Earlier this year, a separate class action lawsuit was proposed, seeking to have closed work permits of any kind deemed unconstitutional.
This most recent case only deals with farmworkers, alleging that the original justification for tied employment was rooted in explicit racism.
“The wrongdoing we challenge in this case has been ongoing for more than half-a-century,” said lawyer Louis Century, who is working on the case. “These coercive conditions that were imposed in the 1960s for overtly racist reasons continue to be imposed more than 60 years later.”
The Department of Immigration, Refugees and Citizenship Canada released a statement saying that work is “underway” to introduce a sector-specific work permit, instead of an employer-specific work permit for temporary foreign workers.
No details have been released as to when such a permit would be available.
A spokesperson for the department noted that temporary foreign workers may apply for an open work permit should they feel they are being abused at their job, however the lawsuit claims that those permits are “an inadequate and ineffective half-measure.”
Over 50,000 migrant workers come to Canada annually to work in the agricultural sector.
Century said that the freedom to leave a job is “the most important measure of self protection that any worker has.”
With tied employment, migrant workers will be deported if they leave their job. However, prior to the 1966 program change, European farm workers were able to leave their program without fear of deportation and were offered alternative options to permanent residency.
“Tied employment … was imposed as a means to obtain the labour of racialized workers while subjecting such workers to more coercive conditions of employment,” reads the lawsuit.
Former Jamaican migrant farm worker Kevin Palmer is one of two plaintiffs in the case.
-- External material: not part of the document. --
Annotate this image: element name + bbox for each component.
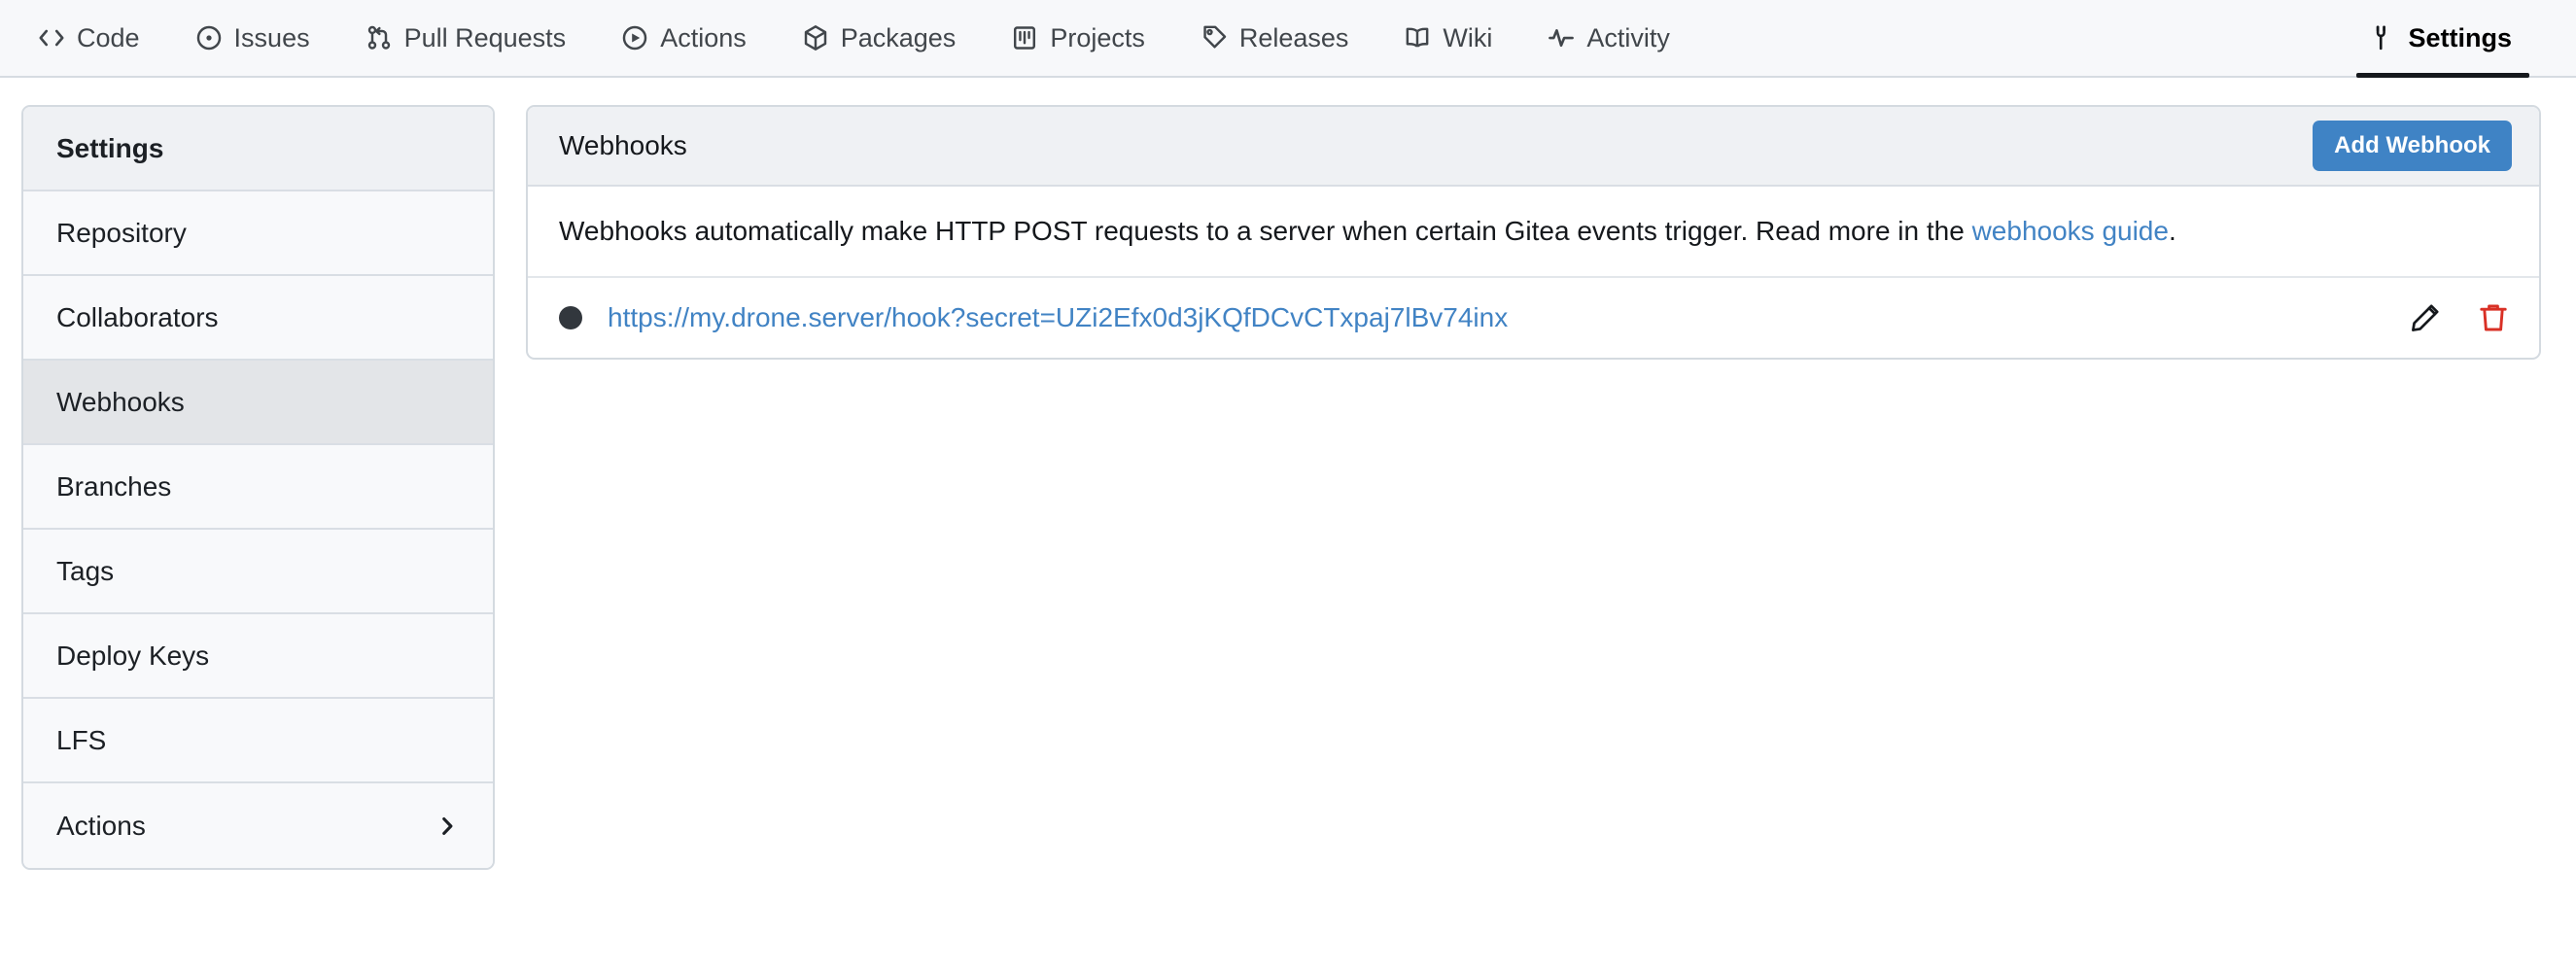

He worked on a farm in Leamington, Ont. for eight months a year from 2014 to 2019.
In 2019, he was laid off with a number of other workers and sent back to Jamaica early due to problems with the crops. Following the termination of his contract, he wasn’t eligible for EI, despite having paid into it for six years.
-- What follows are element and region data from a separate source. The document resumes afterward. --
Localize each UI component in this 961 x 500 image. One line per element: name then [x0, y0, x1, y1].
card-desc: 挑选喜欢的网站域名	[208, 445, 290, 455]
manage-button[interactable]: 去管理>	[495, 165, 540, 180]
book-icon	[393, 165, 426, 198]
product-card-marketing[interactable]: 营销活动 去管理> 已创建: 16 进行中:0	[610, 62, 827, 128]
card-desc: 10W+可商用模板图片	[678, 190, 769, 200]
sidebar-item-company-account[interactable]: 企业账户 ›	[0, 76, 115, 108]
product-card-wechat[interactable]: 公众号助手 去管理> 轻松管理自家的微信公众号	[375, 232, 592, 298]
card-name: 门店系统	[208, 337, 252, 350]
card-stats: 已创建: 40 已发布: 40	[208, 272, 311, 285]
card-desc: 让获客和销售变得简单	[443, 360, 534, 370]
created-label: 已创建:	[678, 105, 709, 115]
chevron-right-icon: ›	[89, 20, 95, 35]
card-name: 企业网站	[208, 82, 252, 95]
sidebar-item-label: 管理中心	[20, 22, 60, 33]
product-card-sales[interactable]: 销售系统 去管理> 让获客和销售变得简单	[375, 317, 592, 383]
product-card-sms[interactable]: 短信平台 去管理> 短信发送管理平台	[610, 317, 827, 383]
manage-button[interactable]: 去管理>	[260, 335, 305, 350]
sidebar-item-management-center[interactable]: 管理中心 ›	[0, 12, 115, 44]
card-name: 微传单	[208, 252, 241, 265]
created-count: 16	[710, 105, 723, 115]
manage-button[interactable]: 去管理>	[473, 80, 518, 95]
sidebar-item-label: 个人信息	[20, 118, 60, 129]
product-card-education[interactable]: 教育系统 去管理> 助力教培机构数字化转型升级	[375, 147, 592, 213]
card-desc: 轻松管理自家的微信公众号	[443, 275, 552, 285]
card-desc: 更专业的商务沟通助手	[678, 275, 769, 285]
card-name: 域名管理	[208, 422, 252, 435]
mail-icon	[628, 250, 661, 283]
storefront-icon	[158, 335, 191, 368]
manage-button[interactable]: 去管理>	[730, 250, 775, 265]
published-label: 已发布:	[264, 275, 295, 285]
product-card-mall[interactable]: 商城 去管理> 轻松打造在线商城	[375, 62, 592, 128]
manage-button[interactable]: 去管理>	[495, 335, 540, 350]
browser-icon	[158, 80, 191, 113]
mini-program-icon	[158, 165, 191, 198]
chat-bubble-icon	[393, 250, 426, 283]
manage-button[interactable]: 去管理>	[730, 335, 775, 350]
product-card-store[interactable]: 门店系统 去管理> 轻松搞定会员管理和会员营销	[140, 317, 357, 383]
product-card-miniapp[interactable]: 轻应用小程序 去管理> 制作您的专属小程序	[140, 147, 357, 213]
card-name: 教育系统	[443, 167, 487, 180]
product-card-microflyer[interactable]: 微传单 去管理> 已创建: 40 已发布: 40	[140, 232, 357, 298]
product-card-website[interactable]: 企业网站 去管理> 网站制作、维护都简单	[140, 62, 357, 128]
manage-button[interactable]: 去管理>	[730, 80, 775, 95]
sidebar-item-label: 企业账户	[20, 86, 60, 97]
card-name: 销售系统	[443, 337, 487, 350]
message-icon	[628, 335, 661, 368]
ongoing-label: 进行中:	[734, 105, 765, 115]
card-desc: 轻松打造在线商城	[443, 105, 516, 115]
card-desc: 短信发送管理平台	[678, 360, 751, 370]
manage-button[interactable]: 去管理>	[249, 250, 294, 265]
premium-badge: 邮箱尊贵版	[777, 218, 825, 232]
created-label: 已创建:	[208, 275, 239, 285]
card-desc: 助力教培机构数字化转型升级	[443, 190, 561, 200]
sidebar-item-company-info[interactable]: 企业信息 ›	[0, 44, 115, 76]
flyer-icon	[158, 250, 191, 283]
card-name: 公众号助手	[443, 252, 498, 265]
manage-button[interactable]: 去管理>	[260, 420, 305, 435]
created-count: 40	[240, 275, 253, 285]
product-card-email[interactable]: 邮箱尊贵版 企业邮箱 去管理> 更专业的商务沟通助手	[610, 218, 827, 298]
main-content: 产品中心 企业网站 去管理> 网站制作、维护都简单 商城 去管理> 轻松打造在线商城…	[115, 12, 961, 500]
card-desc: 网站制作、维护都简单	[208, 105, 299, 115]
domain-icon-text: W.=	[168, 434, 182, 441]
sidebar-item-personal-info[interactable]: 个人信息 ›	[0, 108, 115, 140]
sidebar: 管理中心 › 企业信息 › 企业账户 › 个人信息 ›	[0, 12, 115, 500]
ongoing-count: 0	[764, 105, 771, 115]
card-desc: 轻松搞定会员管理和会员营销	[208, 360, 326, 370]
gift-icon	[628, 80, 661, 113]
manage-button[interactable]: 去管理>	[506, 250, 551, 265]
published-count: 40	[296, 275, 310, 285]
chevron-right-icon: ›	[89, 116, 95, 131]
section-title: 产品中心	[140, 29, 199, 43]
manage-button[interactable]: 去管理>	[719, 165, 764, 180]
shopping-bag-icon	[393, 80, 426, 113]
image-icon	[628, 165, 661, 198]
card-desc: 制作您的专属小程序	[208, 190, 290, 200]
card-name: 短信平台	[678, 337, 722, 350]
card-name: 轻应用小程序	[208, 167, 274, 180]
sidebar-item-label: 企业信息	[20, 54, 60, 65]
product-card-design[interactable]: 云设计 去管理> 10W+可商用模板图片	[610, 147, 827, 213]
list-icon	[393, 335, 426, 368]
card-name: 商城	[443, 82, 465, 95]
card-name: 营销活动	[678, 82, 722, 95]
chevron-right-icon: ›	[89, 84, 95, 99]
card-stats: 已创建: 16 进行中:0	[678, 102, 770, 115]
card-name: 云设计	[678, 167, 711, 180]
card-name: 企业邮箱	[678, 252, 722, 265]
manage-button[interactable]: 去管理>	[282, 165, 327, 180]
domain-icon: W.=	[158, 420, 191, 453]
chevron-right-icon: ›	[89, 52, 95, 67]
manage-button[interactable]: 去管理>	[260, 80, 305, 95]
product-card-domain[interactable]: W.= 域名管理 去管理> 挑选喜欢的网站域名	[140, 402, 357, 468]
“They’re taking this money but we don’t get anything back,” Palmer told the Toronto Star in a phone interview from Jamaica..
The lawsuit claims that migrant farm workers have contributed over $472 million in EI premiums to the federal government since 2008, with the government fully aware that they would not be able access those benefits later on.
Under the Employment Insurance Act, the recipient has to be living in Canada and “capable of and available for work” to have access to the benefits.